Design research – any research activity, really – can result in a body of data that simply feels overwhelming. Thousands of sticky notes containing observations or notes, covering the walls of a ‘war room’. Perhaps it’s thousands of survey responses, or dozens of interview transcripts. It may be hundreds of photographs taken of users in context; or hours of video of a user testing study.
Sometimes this richness of available data works against us, making it difficult to understand where we should begin. Like it’s counter-part in analysis – Deconstruction – the techniques of Manipulation are easy to undertake, and require little or no preparation.
Perhaps more importantly, Manipulation encourages exploration. It works well as an unstructured activity and therefore works well as an entry point into those vast collections of messy data points we’re so often faced with early in the analysis. If you’re not sure where to begin, begin with manipulation – the more tangible and tactile the better.
Uses of Manipulation
Despite the simplicity of manipulation as a technique, it delivers the heart of some very powerful analytic methods. For example, affinity diagramming is requires little more than manipulation (and perhaps deconstruction as a preparatory technique) to produce some real insights.
In many respects, the method of creating a mental model introduced by Indi Young in her book of the same name is another example of manipulating data with intent. Throughout the method data is manipulated – usually physically – through the use of sticky notes or index cards. Ideas are grouped and compared, collated or isolated, by physically repositioning and rearranging the physical object.

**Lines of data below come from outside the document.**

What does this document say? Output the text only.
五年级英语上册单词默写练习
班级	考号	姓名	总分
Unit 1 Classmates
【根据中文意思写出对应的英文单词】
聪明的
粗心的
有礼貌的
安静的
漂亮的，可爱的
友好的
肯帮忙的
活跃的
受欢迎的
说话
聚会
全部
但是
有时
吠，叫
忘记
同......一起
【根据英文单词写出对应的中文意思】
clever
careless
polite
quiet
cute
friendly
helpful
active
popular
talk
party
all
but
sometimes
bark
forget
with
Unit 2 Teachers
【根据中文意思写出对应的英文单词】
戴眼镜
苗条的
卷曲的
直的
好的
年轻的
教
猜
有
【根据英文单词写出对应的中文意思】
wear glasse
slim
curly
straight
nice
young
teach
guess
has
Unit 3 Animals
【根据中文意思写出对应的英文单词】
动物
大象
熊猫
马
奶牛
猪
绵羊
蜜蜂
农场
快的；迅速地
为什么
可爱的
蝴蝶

Manipulation can also be used to answer specific research questions. We can sort our data chronologically to find the first occurrence of an event. We can sort the data numerically to identify the highest or lowest values, or to identify the median figure (the middle observation) in a series of observations.
Perhaps we’ve already gone through an exercise of aggregating data points and tallying up the number of occurrences of each. We can now manipulate the data and sort in either ascending or descending order to identify the most common or least common responses. This combination of techniques – aggregation and manipulation – provides for an unsophisticated, but still useful ‘method’.
And that, of course, is one of the key things about each of the analysis techniques discussed in this series: whilst each is useful on its own, their real power comes from the ways in which they are combined to form the sophisticated and rich methods we tend to encounter in books.
One of the greatest challenges we face when we start to play with our research data is a tendency to settle on the first arrangement; the first patterns; the first grouping. We begin with such a chaotic mess, that first glimpse of something that presents us with a clear view – some sense of real meaning – can be quite powerful. We resist the step of re-shuffling and messing it up again, and may therefore miss the opportunity to see a second, third or fourth pattern.
Another major challenge – which we’ve mentioned above – is that the volume of data can be quite daunting. As much as it is a good step to just get started, some sense of how data elements can be grouped or arranged before you begin is important; but it shouldn’t be an obstacle.
And, of course, we must be in a position to easily manipulate the data we’ve collected. This means the format and medium in which our data is recorded is critical. Storing data digitally is not necessarily advantageous or preferable: many designers will attest to the positive effects that can come from physically interacting with the data.
Manipulation can therefore be seen as one of many low level analysis techniques with which we work every day. We’ve all encountered it in one form or another, and probably spent little time considering it. And yet it is one of the major workhorses of any analysis effort, and one which we should understand.